ES CIERTO QUE José Montilla, de cuna cordobesa, fue president (también un López fue lendakari) pero ¿haría falta recordar las frases que le dedicó Marta Ferrusola? Hagámoslo para quienes niegan el carácter supremacista del independentismo. Se preguntó a la dama si le molestaba que el president fuese andaluz, a lo que contestó: «Un andaluz que tiene el nombre en castellano, sí, mucho». No se cortó ni un pelo, pese a que Montilla era un ejemplo de integración. Para la esposa de Pujol era como «el Español de Cornellà» de Gerard Piqué.

El proceso soberanista -ese que a Serrat le parece ahora una «feria del disparate»- ha roto todo, ha estropeado todo, ha envenenado todo.
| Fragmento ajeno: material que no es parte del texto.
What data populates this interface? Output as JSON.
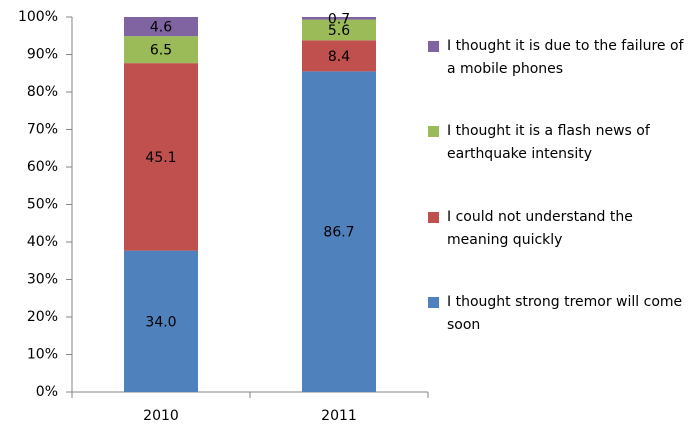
{
  "chart_data": {
    "type": "stacked_percent_bar",
    "categories": [
      "2010",
      "2011"
    ],
    "series": [
      {
        "name": "I thought strong tremor will come soon",
        "color": "#4f81bd",
        "values": [
          34.0,
          86.7
        ],
        "value_labels": [
          "34.0",
          "86.7"
        ]
      },
      {
        "name": "I could not understand the meaning quickly",
        "color": "#c0504d",
        "values": [
          45.1,
          8.4
        ],
        "value_labels": [
          "45.1",
          "8.4"
        ]
      },
      {
        "name": "I thought it is a flash news of earthquake intensity",
        "color": "#9bbb59",
        "values": [
          6.5,
          5.6
        ],
        "value_labels": [
          "6.5",
          "5.6"
        ]
      },
      {
        "name": "I thought it is due to the failure of a mobile phones",
        "color": "#8064a2",
        "values": [
          4.6,
          0.7
        ],
        "value_labels": [
          "4.6",
          "0.7"
        ]
      }
    ],
    "ylim": [
      0,
      100
    ],
    "yticks": [
      {
        "value": 0,
        "label": "0%"
      },
      {
        "value": 10,
        "label": "10%"
      },
      {
        "value": 20,
        "label": "20%"
      },
      {
        "value": 30,
        "label": "30%"
      },
      {
        "value": 40,
        "label": "40%"
      },
      {
        "value": 50,
        "label": "50%"
      },
      {
        "value": 60,
        "label": "60%"
      },
      {
        "value": 70,
        "label": "70%"
      },
      {
        "value": 80,
        "label": "80%"
      },
      {
        "value": 90,
        "label": "90%"
      },
      {
        "value": 100,
        "label": "100%"
      }
    ],
    "legend": "right"
  }
}
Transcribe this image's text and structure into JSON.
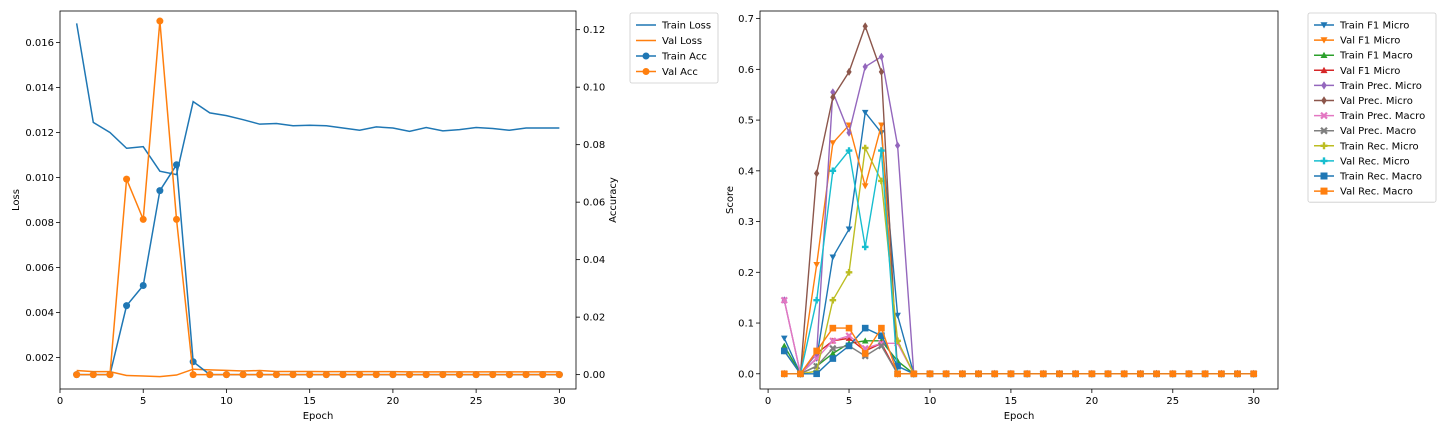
{
  "chart_data": [
    {
      "type": "line",
      "xlabel": "Epoch",
      "ylabel": "Loss",
      "y2label": "Accuracy",
      "xlim": [
        0,
        31
      ],
      "ylim": [
        0.0006,
        0.0174
      ],
      "y2lim": [
        -0.005,
        0.1265
      ],
      "xticks": [
        "0",
        "5",
        "10",
        "15",
        "20",
        "25",
        "30"
      ],
      "yticks": [
        "0.002",
        "0.004",
        "0.006",
        "0.008",
        "0.010",
        "0.012",
        "0.014",
        "0.016"
      ],
      "y2ticks": [
        "0.00",
        "0.02",
        "0.04",
        "0.06",
        "0.08",
        "0.10",
        "0.12"
      ],
      "legend_position": "outside-right",
      "x": [
        1,
        2,
        3,
        4,
        5,
        6,
        7,
        8,
        9,
        10,
        11,
        12,
        13,
        14,
        15,
        16,
        17,
        18,
        19,
        20,
        21,
        22,
        23,
        24,
        25,
        26,
        27,
        28,
        29,
        30
      ],
      "series": [
        {
          "name": "Train Loss",
          "axis": "left",
          "color": "#1f77b4",
          "marker": "none",
          "values": [
            0.01685,
            0.01245,
            0.012,
            0.0113,
            0.01137,
            0.01028,
            0.01013,
            0.01337,
            0.01287,
            0.01275,
            0.01257,
            0.01237,
            0.0124,
            0.0123,
            0.01232,
            0.0123,
            0.0122,
            0.0121,
            0.01225,
            0.0122,
            0.01205,
            0.01222,
            0.01207,
            0.01213,
            0.01222,
            0.01218,
            0.0121,
            0.0122,
            0.0122,
            0.0122
          ]
        },
        {
          "name": "Val Loss",
          "axis": "left",
          "color": "#ff7f0e",
          "marker": "none",
          "values": [
            0.00142,
            0.00137,
            0.00137,
            0.0012,
            0.00118,
            0.00115,
            0.00122,
            0.00148,
            0.00145,
            0.00143,
            0.0014,
            0.00142,
            0.00138,
            0.00138,
            0.00138,
            0.00137,
            0.00137,
            0.00137,
            0.00137,
            0.00137,
            0.00136,
            0.00136,
            0.00136,
            0.00136,
            0.00136,
            0.00136,
            0.00136,
            0.00136,
            0.00136,
            0.00136
          ]
        },
        {
          "name": "Train Acc",
          "axis": "right",
          "color": "#1f77b4",
          "marker": "circle",
          "values": [
            0,
            0,
            0,
            0.024,
            0.031,
            0.064,
            0.073,
            0.0045,
            0,
            0,
            0,
            0,
            0,
            0,
            0,
            0,
            0,
            0,
            0,
            0,
            0,
            0,
            0,
            0,
            0,
            0,
            0,
            0,
            0,
            0
          ]
        },
        {
          "name": "Val Acc",
          "axis": "right",
          "color": "#ff7f0e",
          "marker": "circle",
          "values": [
            0,
            0,
            0,
            0.068,
            0.054,
            0.123,
            0.054,
            0,
            0,
            0,
            0,
            0,
            0,
            0,
            0,
            0,
            0,
            0,
            0,
            0,
            0,
            0,
            0,
            0,
            0,
            0,
            0,
            0,
            0,
            0
          ]
        }
      ]
    },
    {
      "type": "line",
      "xlabel": "Epoch",
      "ylabel": "Score",
      "xlim": [
        -0.5,
        31.5
      ],
      "ylim": [
        -0.03,
        0.715
      ],
      "xticks": [
        "0",
        "5",
        "10",
        "15",
        "20",
        "25",
        "30"
      ],
      "yticks": [
        "0.0",
        "0.1",
        "0.2",
        "0.3",
        "0.4",
        "0.5",
        "0.6",
        "0.7"
      ],
      "legend_position": "outside-right",
      "x": [
        1,
        2,
        3,
        4,
        5,
        6,
        7,
        8,
        9,
        10,
        11,
        12,
        13,
        14,
        15,
        16,
        17,
        18,
        19,
        20,
        21,
        22,
        23,
        24,
        25,
        26,
        27,
        28,
        29,
        30
      ],
      "series": [
        {
          "name": "Train F1 Micro",
          "color": "#1f77b4",
          "marker": "triangle-down",
          "values": [
            0.07,
            0,
            0.03,
            0.23,
            0.285,
            0.515,
            0.475,
            0.115,
            0,
            0,
            0,
            0,
            0,
            0,
            0,
            0,
            0,
            0,
            0,
            0,
            0,
            0,
            0,
            0,
            0,
            0,
            0,
            0,
            0,
            0
          ]
        },
        {
          "name": "Val F1 Micro",
          "color": "#ff7f0e",
          "marker": "triangle-down",
          "values": [
            0,
            0,
            0.215,
            0.455,
            0.49,
            0.37,
            0.49,
            0,
            0,
            0,
            0,
            0,
            0,
            0,
            0,
            0,
            0,
            0,
            0,
            0,
            0,
            0,
            0,
            0,
            0,
            0,
            0,
            0,
            0,
            0
          ]
        },
        {
          "name": "Train F1 Macro",
          "color": "#2ca02c",
          "marker": "triangle-up",
          "values": [
            0.055,
            0,
            0.015,
            0.04,
            0.06,
            0.065,
            0.065,
            0.025,
            0,
            0,
            0,
            0,
            0,
            0,
            0,
            0,
            0,
            0,
            0,
            0,
            0,
            0,
            0,
            0,
            0,
            0,
            0,
            0,
            0,
            0
          ]
        },
        {
          "name": "Val F1 Micro",
          "color": "#d62728",
          "marker": "triangle-up",
          "values": [
            0,
            0,
            0.04,
            0.065,
            0.07,
            0.045,
            0.06,
            0,
            0,
            0,
            0,
            0,
            0,
            0,
            0,
            0,
            0,
            0,
            0,
            0,
            0,
            0,
            0,
            0,
            0,
            0,
            0,
            0,
            0,
            0
          ]
        },
        {
          "name": "Train Prec. Micro",
          "color": "#9467bd",
          "marker": "diamond",
          "values": [
            0.145,
            0,
            0.04,
            0.555,
            0.475,
            0.605,
            0.625,
            0.45,
            0,
            0,
            0,
            0,
            0,
            0,
            0,
            0,
            0,
            0,
            0,
            0,
            0,
            0,
            0,
            0,
            0,
            0,
            0,
            0,
            0,
            0
          ]
        },
        {
          "name": "Val Prec. Micro",
          "color": "#8c564b",
          "marker": "diamond",
          "values": [
            0,
            0,
            0.395,
            0.545,
            0.595,
            0.685,
            0.595,
            0,
            0,
            0,
            0,
            0,
            0,
            0,
            0,
            0,
            0,
            0,
            0,
            0,
            0,
            0,
            0,
            0,
            0,
            0,
            0,
            0,
            0,
            0
          ]
        },
        {
          "name": "Train Prec. Macro",
          "color": "#e377c2",
          "marker": "x",
          "values": [
            0.145,
            0,
            0.03,
            0.065,
            0.075,
            0.05,
            0.06,
            0.06,
            0,
            0,
            0,
            0,
            0,
            0,
            0,
            0,
            0,
            0,
            0,
            0,
            0,
            0,
            0,
            0,
            0,
            0,
            0,
            0,
            0,
            0
          ]
        },
        {
          "name": "Val Prec. Macro",
          "color": "#7f7f7f",
          "marker": "x",
          "values": [
            0,
            0,
            0.015,
            0.05,
            0.055,
            0.035,
            0.055,
            0,
            0,
            0,
            0,
            0,
            0,
            0,
            0,
            0,
            0,
            0,
            0,
            0,
            0,
            0,
            0,
            0,
            0,
            0,
            0,
            0,
            0,
            0
          ]
        },
        {
          "name": "Train Rec. Micro",
          "color": "#bcbd22",
          "marker": "plus",
          "values": [
            0.045,
            0,
            0.005,
            0.145,
            0.2,
            0.445,
            0.38,
            0.065,
            0,
            0,
            0,
            0,
            0,
            0,
            0,
            0,
            0,
            0,
            0,
            0,
            0,
            0,
            0,
            0,
            0,
            0,
            0,
            0,
            0,
            0
          ]
        },
        {
          "name": "Val Rec. Micro",
          "color": "#17becf",
          "marker": "plus",
          "values": [
            0,
            0,
            0.145,
            0.4,
            0.44,
            0.25,
            0.44,
            0,
            0,
            0,
            0,
            0,
            0,
            0,
            0,
            0,
            0,
            0,
            0,
            0,
            0,
            0,
            0,
            0,
            0,
            0,
            0,
            0,
            0,
            0
          ]
        },
        {
          "name": "Train Rec. Macro",
          "color": "#1f77b4",
          "marker": "square",
          "values": [
            0.045,
            0,
            0,
            0.03,
            0.055,
            0.09,
            0.075,
            0.015,
            0,
            0,
            0,
            0,
            0,
            0,
            0,
            0,
            0,
            0,
            0,
            0,
            0,
            0,
            0,
            0,
            0,
            0,
            0,
            0,
            0,
            0
          ]
        },
        {
          "name": "Val Rec. Macro",
          "color": "#ff7f0e",
          "marker": "square",
          "values": [
            0,
            0,
            0.045,
            0.09,
            0.09,
            0.04,
            0.09,
            0,
            0,
            0,
            0,
            0,
            0,
            0,
            0,
            0,
            0,
            0,
            0,
            0,
            0,
            0,
            0,
            0,
            0,
            0,
            0,
            0,
            0,
            0
          ]
        }
      ]
    }
  ]
}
Y ha hecho regresar al nacionalismo-separatismo al siglo XIX, a aquel romanticismo malsano de lo propio frente a lo ajeno, a la dialéctica del ellos y el nosotros. Que Felipe González lo subraye es conveniente y responde a una constatación de una realidad que quedó plasmada en el hecho insólito de que en una sociedad hegemonizada por el nacionalismo, haya sido Ciudadanos el primer partido el 21-D. Porque sus electores -y los de los otros partidos no independentistas- tienen la pituitaria muy sensible ante el alarmante complejo de superioridad de los aniquiladores del catalanismo inclusivo. Los súbditos, los chorizos, los que dan pena, parece que se han plantado.